In the late twelfth century and particularly through the thirteenth the crusaders went on to construct ever more complex and advanced fortifications. Any yet, having reached an apogee in castle design at Belvoir, they promptly abandoned it. With a single exception in a minor fortress in western Cyprus, nowhere else in the Latin East did the Franks return to the design they employed at Belvoir. The reason for this appears to be that at the very point in time when the Franks had achieved this perfection of design, it lost its relevance.
The quadriburgium was highly effective in its ability to limit the approach of an enemy by foot or on horseback, but the introduction of a new ballistic weapon which appeared in the Latin East at about the time Belvoir was under construction, radically changed the playing field. Through the use of a massive counterweight hoisted into the air and when required, suddenly released, the trebuchet, was far more powerful than any weapon previously employed.
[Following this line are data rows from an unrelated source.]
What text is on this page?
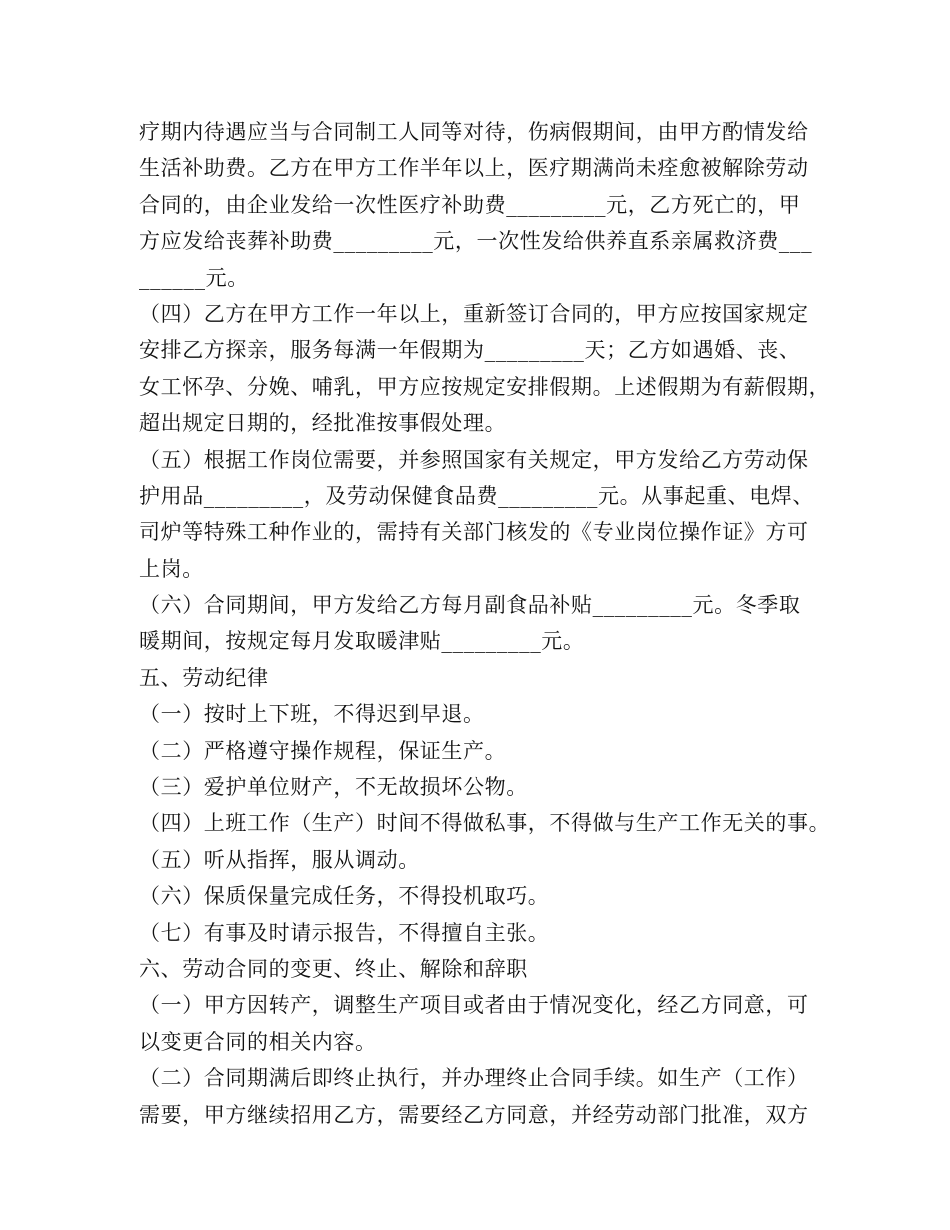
疗期内待遇应当与合同制工人同等对待，伤病假期间，由甲方酌情发给
生活补助费。乙方在甲方工作半年以上，医疗期满尚未痊愈被解除劳动
合同的，由企业发给一次性医疗补助费_________元，乙方死亡的，甲
方应发给丧葬补助费_________元，一次性发给供养直系亲属救济费___
______元。
（四）乙方在甲方工作一年以上，重新签订合同的，甲方应按国家规定
安排乙方探亲，服务每满一年假期为_________天；乙方如遇婚、丧、
女工怀孕、分娩、哺乳，甲方应按规定安排假期。上述假期为有薪假期，
超出规定日期的，经批准按事假处理。
（五）根据工作岗位需要，并参照国家有关规定，甲方发给乙方劳动保
护用品_________，及劳动保健食品费_________元。从事起重、电焊、
司炉等特殊工种作业的，需持有关部门核发的《专业岗位操作证》方可
上岗。
（六）合同期间，甲方发给乙方每月副食品补贴_________元。冬季取
暖期间，按规定每月发取暖津贴_________元。
五、劳动纪律
（一）按时上下班，不得迟到早退。
（二）严格遵守操作规程，保证生产。
（三）爱护单位财产，不无故损坏公物。
（四）上班工作（生产）时间不得做私事，不得做与生产工作无关的事。
（五）听从指挥，服从调动。
（六）保质保量完成任务，不得投机取巧。
（七）有事及时请示报告，不得擅自主张。
六、劳动合同的变更、终止、解除和辞职
（一）甲方因转产，调整生产项目或者由于情况变化，经乙方同意，可
以变更合同的相关内容。
（二）合同期满后即终止执行，并办理终止合同手续。如生产（工作）
需要，甲方继续招用乙方，需要经乙方同意，并经劳动部门批准，双方
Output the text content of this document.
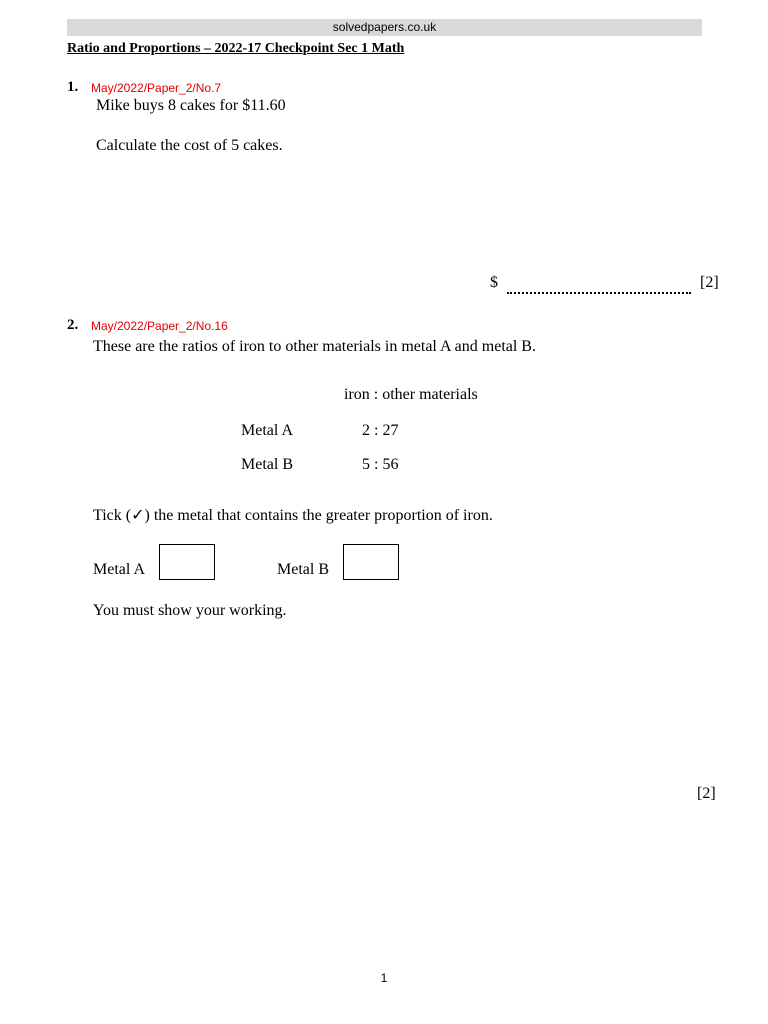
solvedpapers.co.uk
Ratio and Proportions – 2022-17 Checkpoint Sec 1 Math
1. May/2022/Paper_2/No.7
Mike buys 8 cakes for $11.60
Calculate the cost of 5 cakes.
$	[2]
2. May/2022/Paper_2/No.16
These are the ratios of iron to other materials in metal A and metal B.
iron : other materials
Metal A	2 : 27
Metal B	5 : 56
Tick (✓) the metal that contains the greater proportion of iron.
Metal A	Metal B
You must show your working.
[2]
1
Such a machine, placed even some distance from the walls would leave Belvoir and castles like it exposed in their entirety to major damage.
The counterweight trebuchet necessitated a fundamental change in castle design. Higher and thicker walls would help, but would not be enough. The only effective means of defending a castle from these new machines was to build them in locations where they would be beyond the range of the machines and when this was not or was only partly possible, to make the defences significantly higher and more massive. The result was the construction of the great spur and hilltop castles of the thirteenth century, castles defended by steep slopes, distant enough from level positions to keep them outside the effective range of a trebuchet, and where they could still be approached, to employ construction of walls sometimes over thirty metres in height and up to ten metres thick.
The creation of Belvoir shows the Franks at the peak of their abilities of fortification design. Their immediate abandonment of this design shows them at the peak of their perspicacity.